Melissa Meinzer//February 18, 2014//
Saint Louis University School of Law is among the 25 law schools with the largest percent declines in enrollment, according to a new study by legal education magazine The National Jurist.
Enrollment at SLU Law declined by 30.2 percent since 2010-2011, the magazine said, for the 18th-highest drop. It was the only Missouri law school on the list.
“In response to the nationwide declining applicant pool we have chosen not to lower our admissions standards but simply to get smaller,” said Michael Wolff, dean of SLU Law.
The National Jurist compared 2010-2011 data from the American Bar Association’s Official Guide to Law Schools with 2013-2014 data from the law schools’ most recent ABA reports, according to its Feb. 17 article on the study. The article said that it compared data for 196 law schools, and that the median law school saw enrollment drop 10.8 percent.
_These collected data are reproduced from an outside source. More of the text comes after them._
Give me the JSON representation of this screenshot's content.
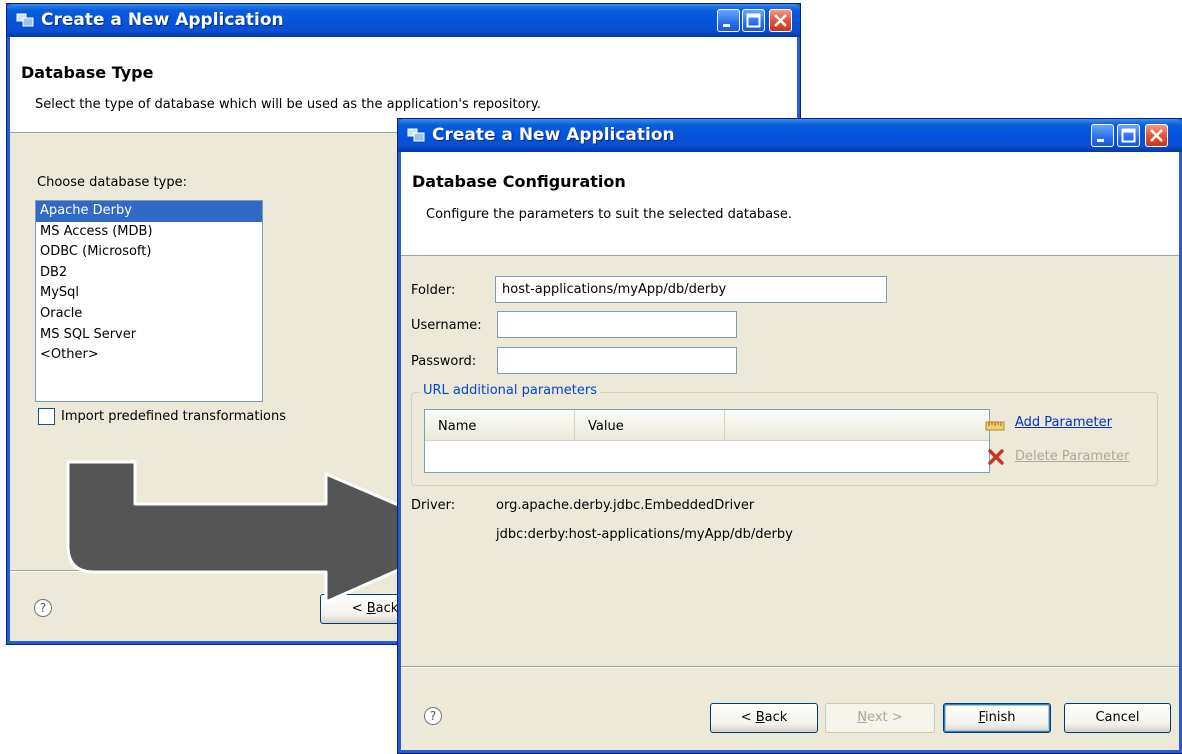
{
  "back_window": {
    "title": "Create a New Application",
    "header_title": "Database Type",
    "header_desc": "Select the type of database which will be used as the application's repository.",
    "choose_label": "Choose database type:",
    "db_types": [
      "Apache Derby",
      "MS Access (MDB)",
      "ODBC (Microsoft)",
      "DB2",
      "MySql",
      "Oracle",
      "MS SQL Server",
      "<Other>"
    ],
    "selected_index": 0,
    "import_checkbox_label": "Import predefined transformations",
    "back_button": {
      "mnemonic": "B",
      "rest": "ack",
      "prefix": "< "
    }
  },
  "front_window": {
    "title": "Create a New Application",
    "header_title": "Database Configuration",
    "header_desc": "Configure the parameters to suit the selected database.",
    "folder_label": "Folder:",
    "folder_value": "host-applications/myApp/db/derby",
    "username_label": "Username:",
    "username_value": "",
    "password_label": "Password:",
    "password_value": "",
    "url_group_title": "URL additional parameters",
    "table_columns": [
      "Name",
      "Value"
    ],
    "add_parameter": "Add Parameter",
    "delete_parameter": "Delete Parameter",
    "driver_label": "Driver:",
    "driver_value": "org.apache.derby.jdbc.EmbeddedDriver",
    "url_value": "jdbc:derby:host-applications/myApp/db/derby",
    "buttons": {
      "back_prefix": "< ",
      "back_mnemonic": "B",
      "back_rest": "ack",
      "next_prefix": "",
      "next_mnemonic": "N",
      "next_rest": "ext >",
      "finish_prefix": "",
      "finish_mnemonic": "F",
      "finish_rest": "inish",
      "cancel": "Cancel"
    }
  },
  "help_glyph": "?",
  "colors": {
    "title_bar": "#0354de",
    "dialog_bg": "#ece9d8",
    "selection": "#316ac5",
    "link": "#0033cc",
    "arrow": "#555555"
  }
}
It only found 16 schools with an increase in enrollment.
The hardest-hit school by percent decline, the study found, was the University of La Verne College of Law, in Ontario, Calif. Enrollment there dropped by 66.2 percent. By raw numbers, Thomas M. Cooley Law School, which has five campuses in Michigan and California, saw the largest drop, from 3,931 in 2010-2011 to 2,334 in 2013-2014.